Can anyone guide me for this? thank you in advance

[Unusualskill]

Let f be the function:
f(x) =
sin(x) ; x is element of Q
cos(x) ; x is not element of Q
Prove, using epsilon-delta definition, that there is a point c,which is element of R at which f is continuous.
Hint: Consider c such that sin(c) = cos(c); why does such a c exist? Then,
since you know that sin(x) and cos(x) are continuous at c, for epsilon> 0, you get delta1 >
0 that gives lsin(x)-sin(c)l <epsilon , and also delta2 > 0 that gives lcos(x)-cos(c)l <epsilon .
Now, why does delta = min(delta1; delta2) work to show lf(x)- f(c)l < epsilon.

 

[mathman]

Since at each x one of the deltas work then the smaller works for all.

 

[Unusualskill]

Since at each x one of the deltas work then the smaller works for all.

But how to find that c such that sin(c)=cos(c)?

 

[pasmith]

Hint: sin(c) = tan(c)cos(c), and tan is surjective.

Alternatively, consider that the graphs of sin and cos intersect.

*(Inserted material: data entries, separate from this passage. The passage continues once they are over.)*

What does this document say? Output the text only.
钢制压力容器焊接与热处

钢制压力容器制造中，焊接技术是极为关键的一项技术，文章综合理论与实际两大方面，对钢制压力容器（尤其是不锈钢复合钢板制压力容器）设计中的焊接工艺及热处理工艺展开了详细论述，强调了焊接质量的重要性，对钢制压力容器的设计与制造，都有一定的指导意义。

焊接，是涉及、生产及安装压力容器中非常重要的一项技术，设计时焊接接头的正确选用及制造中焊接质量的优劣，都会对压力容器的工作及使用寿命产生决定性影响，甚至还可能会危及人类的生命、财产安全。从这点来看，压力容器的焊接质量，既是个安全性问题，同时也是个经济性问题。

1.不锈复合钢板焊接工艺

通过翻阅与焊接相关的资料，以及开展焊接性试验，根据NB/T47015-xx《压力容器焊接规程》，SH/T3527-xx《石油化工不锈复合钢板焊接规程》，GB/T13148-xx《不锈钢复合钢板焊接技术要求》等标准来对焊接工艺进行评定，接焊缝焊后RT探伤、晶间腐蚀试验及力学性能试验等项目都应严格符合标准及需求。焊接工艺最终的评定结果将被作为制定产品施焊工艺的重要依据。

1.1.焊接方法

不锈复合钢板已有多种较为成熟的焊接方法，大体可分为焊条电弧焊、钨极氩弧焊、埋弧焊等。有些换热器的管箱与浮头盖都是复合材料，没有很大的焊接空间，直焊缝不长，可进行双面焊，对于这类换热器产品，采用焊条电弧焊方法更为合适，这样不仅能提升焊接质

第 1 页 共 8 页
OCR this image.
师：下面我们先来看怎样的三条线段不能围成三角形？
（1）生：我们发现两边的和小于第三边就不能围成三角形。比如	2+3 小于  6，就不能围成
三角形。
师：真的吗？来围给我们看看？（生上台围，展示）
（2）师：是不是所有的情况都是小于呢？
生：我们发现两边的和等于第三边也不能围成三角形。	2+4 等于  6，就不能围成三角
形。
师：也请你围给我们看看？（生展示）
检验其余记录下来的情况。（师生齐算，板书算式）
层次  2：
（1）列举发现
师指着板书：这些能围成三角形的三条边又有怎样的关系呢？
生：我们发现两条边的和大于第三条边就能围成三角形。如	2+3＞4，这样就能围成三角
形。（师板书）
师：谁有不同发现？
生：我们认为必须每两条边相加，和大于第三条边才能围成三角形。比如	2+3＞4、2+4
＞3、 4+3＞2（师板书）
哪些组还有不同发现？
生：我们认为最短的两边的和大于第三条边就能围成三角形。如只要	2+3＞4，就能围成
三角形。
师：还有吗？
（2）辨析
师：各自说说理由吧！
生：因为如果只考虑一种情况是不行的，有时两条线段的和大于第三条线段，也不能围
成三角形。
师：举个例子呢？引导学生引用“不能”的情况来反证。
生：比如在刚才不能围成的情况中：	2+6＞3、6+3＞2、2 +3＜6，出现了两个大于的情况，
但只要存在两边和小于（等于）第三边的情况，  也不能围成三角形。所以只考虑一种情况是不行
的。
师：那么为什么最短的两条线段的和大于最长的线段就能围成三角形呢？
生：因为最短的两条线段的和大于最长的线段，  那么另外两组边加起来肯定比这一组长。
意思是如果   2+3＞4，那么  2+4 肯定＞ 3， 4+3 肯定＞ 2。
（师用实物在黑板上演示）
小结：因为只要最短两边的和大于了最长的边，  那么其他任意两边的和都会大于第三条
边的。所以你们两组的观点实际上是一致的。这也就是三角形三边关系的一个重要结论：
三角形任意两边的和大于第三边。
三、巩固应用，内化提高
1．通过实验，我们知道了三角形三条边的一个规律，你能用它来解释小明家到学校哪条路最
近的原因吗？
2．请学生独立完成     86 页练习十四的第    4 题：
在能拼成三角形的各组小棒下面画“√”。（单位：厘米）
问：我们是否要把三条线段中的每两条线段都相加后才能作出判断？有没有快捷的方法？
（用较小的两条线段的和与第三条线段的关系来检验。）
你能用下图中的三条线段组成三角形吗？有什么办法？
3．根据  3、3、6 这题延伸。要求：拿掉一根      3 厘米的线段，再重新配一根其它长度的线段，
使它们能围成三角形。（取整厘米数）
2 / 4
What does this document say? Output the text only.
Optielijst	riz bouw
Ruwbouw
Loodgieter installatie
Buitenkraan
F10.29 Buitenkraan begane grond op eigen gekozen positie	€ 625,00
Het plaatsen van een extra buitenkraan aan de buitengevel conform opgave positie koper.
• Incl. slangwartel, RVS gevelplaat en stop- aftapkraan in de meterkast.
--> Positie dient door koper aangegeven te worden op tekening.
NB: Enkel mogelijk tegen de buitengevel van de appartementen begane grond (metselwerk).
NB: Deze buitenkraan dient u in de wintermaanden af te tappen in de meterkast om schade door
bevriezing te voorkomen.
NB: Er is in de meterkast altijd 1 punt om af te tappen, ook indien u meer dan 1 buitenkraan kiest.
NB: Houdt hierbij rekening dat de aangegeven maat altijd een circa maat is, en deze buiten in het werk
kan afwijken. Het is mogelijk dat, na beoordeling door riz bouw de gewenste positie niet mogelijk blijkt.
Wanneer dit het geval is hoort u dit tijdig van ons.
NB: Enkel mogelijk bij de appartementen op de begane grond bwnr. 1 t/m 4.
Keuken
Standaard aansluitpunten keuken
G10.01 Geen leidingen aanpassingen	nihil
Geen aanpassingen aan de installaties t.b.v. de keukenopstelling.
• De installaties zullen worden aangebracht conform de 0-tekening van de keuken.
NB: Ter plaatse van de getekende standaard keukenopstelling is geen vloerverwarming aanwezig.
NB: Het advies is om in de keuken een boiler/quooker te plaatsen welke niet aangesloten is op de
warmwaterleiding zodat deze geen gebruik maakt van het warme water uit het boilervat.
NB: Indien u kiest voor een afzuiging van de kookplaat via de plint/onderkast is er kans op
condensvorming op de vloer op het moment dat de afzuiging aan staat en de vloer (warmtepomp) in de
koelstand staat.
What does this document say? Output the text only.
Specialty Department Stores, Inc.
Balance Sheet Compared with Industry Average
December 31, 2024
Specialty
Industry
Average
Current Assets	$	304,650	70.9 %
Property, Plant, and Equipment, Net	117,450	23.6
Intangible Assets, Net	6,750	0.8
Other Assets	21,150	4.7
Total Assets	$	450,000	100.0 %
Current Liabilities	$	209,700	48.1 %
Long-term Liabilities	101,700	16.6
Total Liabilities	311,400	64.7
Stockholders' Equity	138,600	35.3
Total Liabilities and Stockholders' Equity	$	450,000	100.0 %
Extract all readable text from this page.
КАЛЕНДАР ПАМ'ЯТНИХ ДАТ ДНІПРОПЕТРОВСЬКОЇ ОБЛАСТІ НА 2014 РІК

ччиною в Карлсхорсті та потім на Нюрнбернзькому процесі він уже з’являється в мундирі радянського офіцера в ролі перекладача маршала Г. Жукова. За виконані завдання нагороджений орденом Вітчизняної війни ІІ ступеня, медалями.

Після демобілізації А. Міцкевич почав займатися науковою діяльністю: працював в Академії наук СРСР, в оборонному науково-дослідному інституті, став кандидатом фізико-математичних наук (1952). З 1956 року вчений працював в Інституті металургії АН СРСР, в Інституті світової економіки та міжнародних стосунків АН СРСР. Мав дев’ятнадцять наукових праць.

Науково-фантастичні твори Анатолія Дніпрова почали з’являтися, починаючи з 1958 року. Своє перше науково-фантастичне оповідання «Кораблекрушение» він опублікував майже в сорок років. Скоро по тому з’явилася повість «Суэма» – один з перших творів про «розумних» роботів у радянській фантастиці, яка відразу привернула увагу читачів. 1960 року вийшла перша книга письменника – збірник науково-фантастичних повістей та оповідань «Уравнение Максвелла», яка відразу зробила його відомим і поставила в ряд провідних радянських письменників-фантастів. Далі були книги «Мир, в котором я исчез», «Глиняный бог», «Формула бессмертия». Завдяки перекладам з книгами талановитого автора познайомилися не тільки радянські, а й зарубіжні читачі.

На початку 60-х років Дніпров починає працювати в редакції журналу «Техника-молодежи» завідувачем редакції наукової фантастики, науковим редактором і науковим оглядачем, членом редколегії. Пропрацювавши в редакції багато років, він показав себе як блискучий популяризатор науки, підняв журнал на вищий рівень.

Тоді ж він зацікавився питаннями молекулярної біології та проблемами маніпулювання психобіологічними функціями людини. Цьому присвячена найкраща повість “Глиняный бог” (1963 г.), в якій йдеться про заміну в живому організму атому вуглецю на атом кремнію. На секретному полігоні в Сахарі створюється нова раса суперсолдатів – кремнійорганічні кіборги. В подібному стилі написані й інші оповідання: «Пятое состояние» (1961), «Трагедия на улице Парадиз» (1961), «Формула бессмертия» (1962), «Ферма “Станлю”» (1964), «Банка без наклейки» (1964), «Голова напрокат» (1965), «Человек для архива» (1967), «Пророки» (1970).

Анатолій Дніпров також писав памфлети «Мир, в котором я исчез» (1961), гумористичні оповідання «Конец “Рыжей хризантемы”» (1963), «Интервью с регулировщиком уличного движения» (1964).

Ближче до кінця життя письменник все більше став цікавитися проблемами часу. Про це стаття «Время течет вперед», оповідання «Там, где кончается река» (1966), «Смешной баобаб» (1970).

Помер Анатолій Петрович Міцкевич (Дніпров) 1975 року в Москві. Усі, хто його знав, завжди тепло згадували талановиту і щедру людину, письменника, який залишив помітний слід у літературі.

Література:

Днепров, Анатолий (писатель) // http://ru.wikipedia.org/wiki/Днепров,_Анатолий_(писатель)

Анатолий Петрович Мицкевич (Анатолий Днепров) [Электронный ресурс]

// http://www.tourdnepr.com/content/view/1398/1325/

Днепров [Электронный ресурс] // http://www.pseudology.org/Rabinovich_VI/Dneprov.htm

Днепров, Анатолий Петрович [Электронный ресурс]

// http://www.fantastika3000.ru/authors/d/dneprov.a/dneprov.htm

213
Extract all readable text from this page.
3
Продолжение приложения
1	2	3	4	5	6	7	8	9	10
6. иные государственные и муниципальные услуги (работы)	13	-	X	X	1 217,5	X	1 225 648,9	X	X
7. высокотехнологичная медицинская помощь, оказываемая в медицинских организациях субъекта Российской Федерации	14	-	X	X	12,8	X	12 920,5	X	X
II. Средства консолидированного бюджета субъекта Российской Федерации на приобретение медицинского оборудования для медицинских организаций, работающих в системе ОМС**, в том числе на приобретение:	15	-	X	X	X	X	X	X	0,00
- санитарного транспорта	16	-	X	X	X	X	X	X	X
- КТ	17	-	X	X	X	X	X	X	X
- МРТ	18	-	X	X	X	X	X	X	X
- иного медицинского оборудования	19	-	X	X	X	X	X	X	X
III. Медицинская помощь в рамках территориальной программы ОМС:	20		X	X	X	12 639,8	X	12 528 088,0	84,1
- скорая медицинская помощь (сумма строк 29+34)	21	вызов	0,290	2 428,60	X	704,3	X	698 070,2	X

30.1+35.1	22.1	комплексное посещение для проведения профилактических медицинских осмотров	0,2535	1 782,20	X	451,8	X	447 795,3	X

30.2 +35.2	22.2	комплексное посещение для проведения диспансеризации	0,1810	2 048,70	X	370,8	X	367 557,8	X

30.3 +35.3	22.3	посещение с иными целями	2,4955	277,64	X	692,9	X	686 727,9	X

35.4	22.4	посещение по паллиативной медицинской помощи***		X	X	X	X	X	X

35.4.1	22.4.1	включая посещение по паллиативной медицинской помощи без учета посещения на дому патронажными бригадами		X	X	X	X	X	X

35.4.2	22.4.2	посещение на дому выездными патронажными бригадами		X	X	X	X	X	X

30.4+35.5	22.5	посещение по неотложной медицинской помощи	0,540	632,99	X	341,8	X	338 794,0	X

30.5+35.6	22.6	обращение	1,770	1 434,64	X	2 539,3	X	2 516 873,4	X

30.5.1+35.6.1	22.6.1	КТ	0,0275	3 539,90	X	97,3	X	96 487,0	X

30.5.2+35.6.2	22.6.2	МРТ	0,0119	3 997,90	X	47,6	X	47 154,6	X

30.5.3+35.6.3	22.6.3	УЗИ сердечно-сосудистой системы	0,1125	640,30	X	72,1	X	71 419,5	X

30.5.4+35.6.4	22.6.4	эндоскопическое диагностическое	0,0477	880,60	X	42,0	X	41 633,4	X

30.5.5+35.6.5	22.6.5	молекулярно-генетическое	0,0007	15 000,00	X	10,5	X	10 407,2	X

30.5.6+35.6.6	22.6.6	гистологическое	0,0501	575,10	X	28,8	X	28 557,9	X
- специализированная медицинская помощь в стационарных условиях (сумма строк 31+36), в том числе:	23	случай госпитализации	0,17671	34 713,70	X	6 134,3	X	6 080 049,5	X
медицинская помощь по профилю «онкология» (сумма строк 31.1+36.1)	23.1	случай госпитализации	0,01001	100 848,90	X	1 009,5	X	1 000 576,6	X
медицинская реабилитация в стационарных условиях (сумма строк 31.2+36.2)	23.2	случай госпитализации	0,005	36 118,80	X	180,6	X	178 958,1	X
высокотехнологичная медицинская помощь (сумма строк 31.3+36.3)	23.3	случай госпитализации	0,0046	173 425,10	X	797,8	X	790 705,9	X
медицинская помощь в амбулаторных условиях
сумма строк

In the further alternative (not really necessary since either of the above two are sufficient to conclude that such a [itex]c[/itex] exists and you don't actually need to find an exact value for it), consider the triangle formed by cutting a unit square along a diagonal.

Really, between the hint provided in the question and mathman's response you now have a complete answer to the analysis part of the question. The incidental trigonometry should have been obvious; you should be thoroughly familiar with the basic properties (geometric definitions, graphs, special values) of the trigonometric functions before studying calculus or real analysis.

 

[HallsofIvy]

Equivalently, sin(c)= cos(c) is the same as saying tan(c)= 1. You should be able to solve that!

 

[Unusualskill]

Equivalently, sin(c)= cos(c) is the same as saying tan(c)= 1. You should be able to solve that!

Erm, what i don understand is that why i have to find such c? n why sin x and cos x will be continuous at that c?eg 45 degree?

 

[Fredrik]

You will understand that when you do the final step of the proof that was sketched in the problem statement.